Not on Linux. If I force vsync off, FPS goes above refresh rate, as shown in the video.
I don’t know how to demonstrate this. I recorded a video, and the jitter (not stutter, just jitter, like when viewing a 24FPS movie on a 60Hz display) is not visible in the video. I don’t have a 240FPS phone camera. I have a Nokia 5.3, and it can only record 30FPS.
So you’ll have to take my word on this. I am not lying.
Yeah. There is no other info available, so I just referred to the documented behavior. If that changed now, great. It wasn’t mentioned anywhere. All I can say is that I found one case, where turning vsync OFF results in jitter. That’s all. Take it for what it is.

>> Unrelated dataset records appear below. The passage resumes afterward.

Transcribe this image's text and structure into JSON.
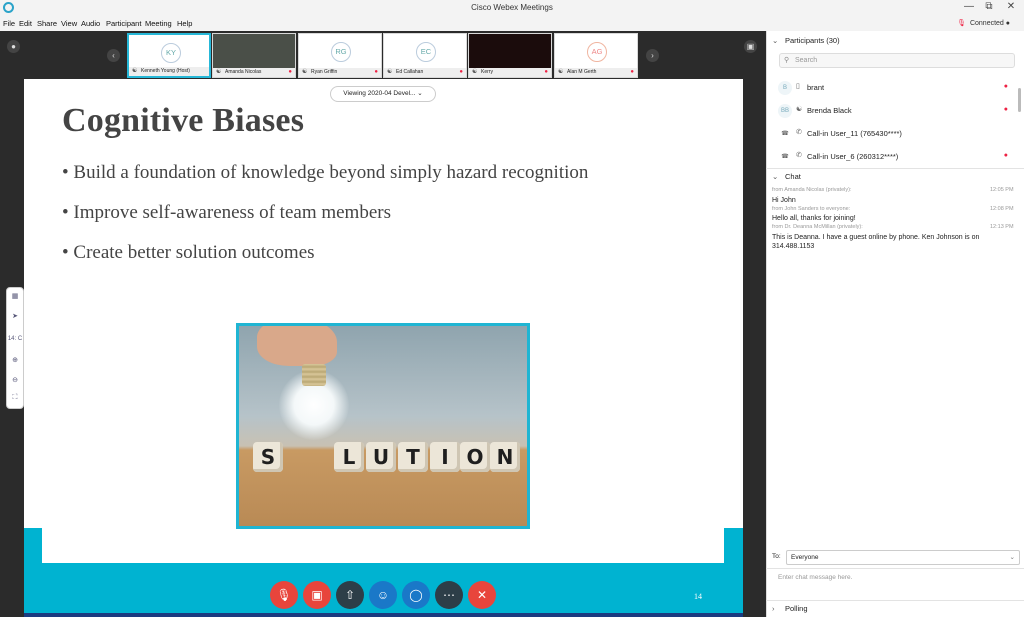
{
  "window": {
    "title": "Cisco Webex Meetings",
    "status": "Connected",
    "controls": [
      "—",
      "⧉",
      "✕"
    ]
  },
  "menu": [
    "File",
    "Edit",
    "Share",
    "View",
    "Audio",
    "Participant",
    "Meeting",
    "Help"
  ],
  "filmstrip": [
    {
      "initials": "KY",
      "name": "Kenneth Young (Host)",
      "active": true,
      "kind": "avatar"
    },
    {
      "initials": "",
      "name": "Amanda Nicolas",
      "active": false,
      "kind": "video"
    },
    {
      "initials": "RG",
      "name": "Ryan Griffin",
      "active": false,
      "kind": "avatar"
    },
    {
      "initials": "EC",
      "name": "Ed Callahan",
      "active": false,
      "kind": "avatar"
    },
    {
      "initials": "",
      "name": "Kerry",
      "active": false,
      "kind": "dark"
    },
    {
      "initials": "AG",
      "name": "Alan M Gerth",
      "active": false,
      "kind": "avatar"
    }
  ],
  "viewing": "Viewing 2020-04 Devel...",
  "slide": {
    "title": "Cognitive Biases",
    "bullets": [
      "• Build a foundation of knowledge beyond simply hazard recognition",
      "• Improve self-awareness of team members",
      "• Create better solution outcomes"
    ],
    "dice": [
      "S",
      "L",
      "U",
      "T",
      "I",
      "O",
      "N"
    ],
    "page_number": "14"
  },
  "zoom_toolbar": {
    "page": "14: C"
  },
  "participants": {
    "header": "Participants (30)",
    "search_placeholder": "Search",
    "rows": [
      {
        "avatar": "B",
        "name": "brant",
        "muted": true
      },
      {
        "avatar": "BB",
        "name": "Brenda Black",
        "muted": true
      },
      {
        "avatar": "☎",
        "name": "Call-in User_11 (765430****)",
        "muted": false
      },
      {
        "avatar": "☎",
        "name": "Call-in User_6 (260312****)",
        "muted": true
      }
    ]
  },
  "chat": {
    "header": "Chat",
    "messages": [
      {
        "meta": "from Amanda Nicolas (privately):",
        "time": "12:05 PM",
        "text": "Hi John"
      },
      {
        "meta": "from John Sanders to everyone:",
        "time": "12:08 PM",
        "text": "Hello all, thanks for joining!"
      },
      {
        "meta": "from Dr. Deanna McMillan (privately):",
        "time": "12:13 PM",
        "text": "This is Deanna. I have a guest online by phone. Ken Johnson is on 314.488.1153"
      }
    ],
    "to_label": "To:",
    "to_value": "Everyone",
    "input_placeholder": "Enter chat message here."
  },
  "polling": "Polling",
  "colors": {
    "accent": "#00b3d1",
    "danger": "#e8453c",
    "dark_button": "#2d3e48",
    "blue_button": "#1a78c8"
  }
}
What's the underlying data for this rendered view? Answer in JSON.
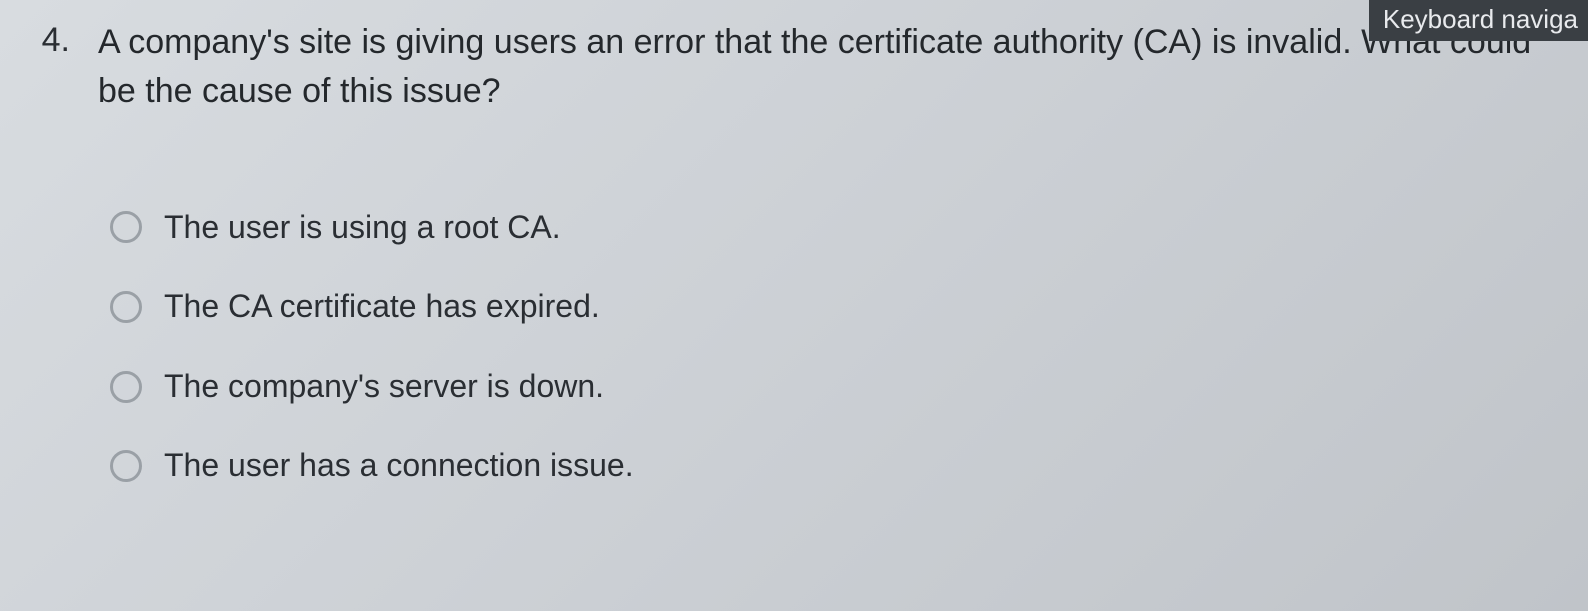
{
  "badge": "Keyboard naviga",
  "question": {
    "number": "4.",
    "text": "A company's site is giving users an error that the certificate authority (CA) is invalid. What could be the cause of this issue?"
  },
  "options": [
    {
      "label": "The user is using a root CA."
    },
    {
      "label": "The CA certificate has expired."
    },
    {
      "label": "The company's server is down."
    },
    {
      "label": "The user has a connection issue."
    }
  ]
}
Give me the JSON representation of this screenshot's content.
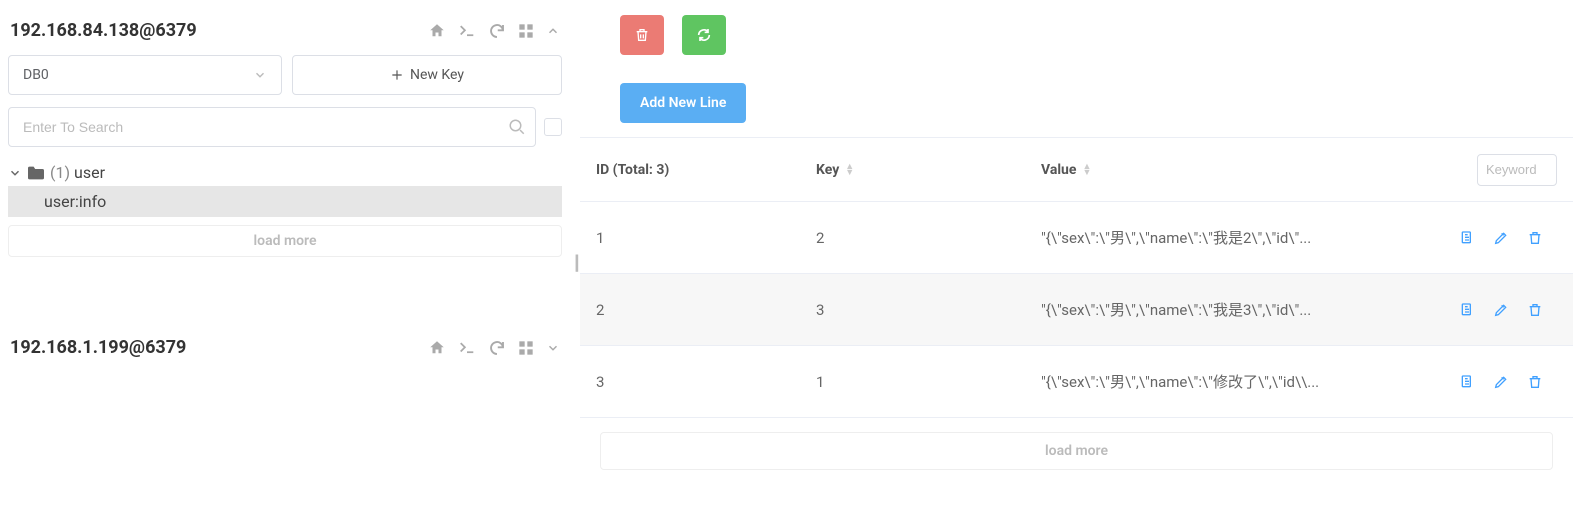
{
  "sidebar": {
    "connections": [
      {
        "title": "192.168.84.138@6379",
        "expanded": true,
        "db_label": "DB0",
        "new_key_label": "New Key",
        "search_placeholder": "Enter To Search",
        "load_more": "load more",
        "tree": {
          "folder_count": "(1)",
          "folder_name": "user",
          "key": "user:info"
        }
      },
      {
        "title": "192.168.1.199@6379",
        "expanded": false
      }
    ]
  },
  "main": {
    "add_new_line": "Add New Line",
    "table": {
      "id_header": "ID (Total: 3)",
      "key_header": "Key",
      "value_header": "Value",
      "keyword_placeholder": "Keyword",
      "rows": [
        {
          "id": "1",
          "key": "2",
          "value": "\"{\\\"sex\\\":\\\"男\\\",\\\"name\\\":\\\"我是2\\\",\\\"id\\\"..."
        },
        {
          "id": "2",
          "key": "3",
          "value": "\"{\\\"sex\\\":\\\"男\\\",\\\"name\\\":\\\"我是3\\\",\\\"id\\\"..."
        },
        {
          "id": "3",
          "key": "1",
          "value": "\"{\\\"sex\\\":\\\"男\\\",\\\"name\\\":\\\"修改了\\\",\\\"id\\\\..."
        }
      ],
      "load_more": "load more"
    }
  }
}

Yes. And what “multiple settings?” The only setting that needs changing is vsync. I toggle it on and off.
Right. I guess all the people out there who have mentioned this occurring on their machines are imaginary:
And there’s plenty of google hits for “g-sync vsync off tearing.” It’s a known thing. It has been known forever. I’ve seen it happen in the past, still happens today. And I still see people to this day on the blur busters forum (I’m part of the admin team there and thus see a lot of posts) reporting that without vsync, gsync can still tear. And always the same report: “temporary tearing near the bottom of the screen.”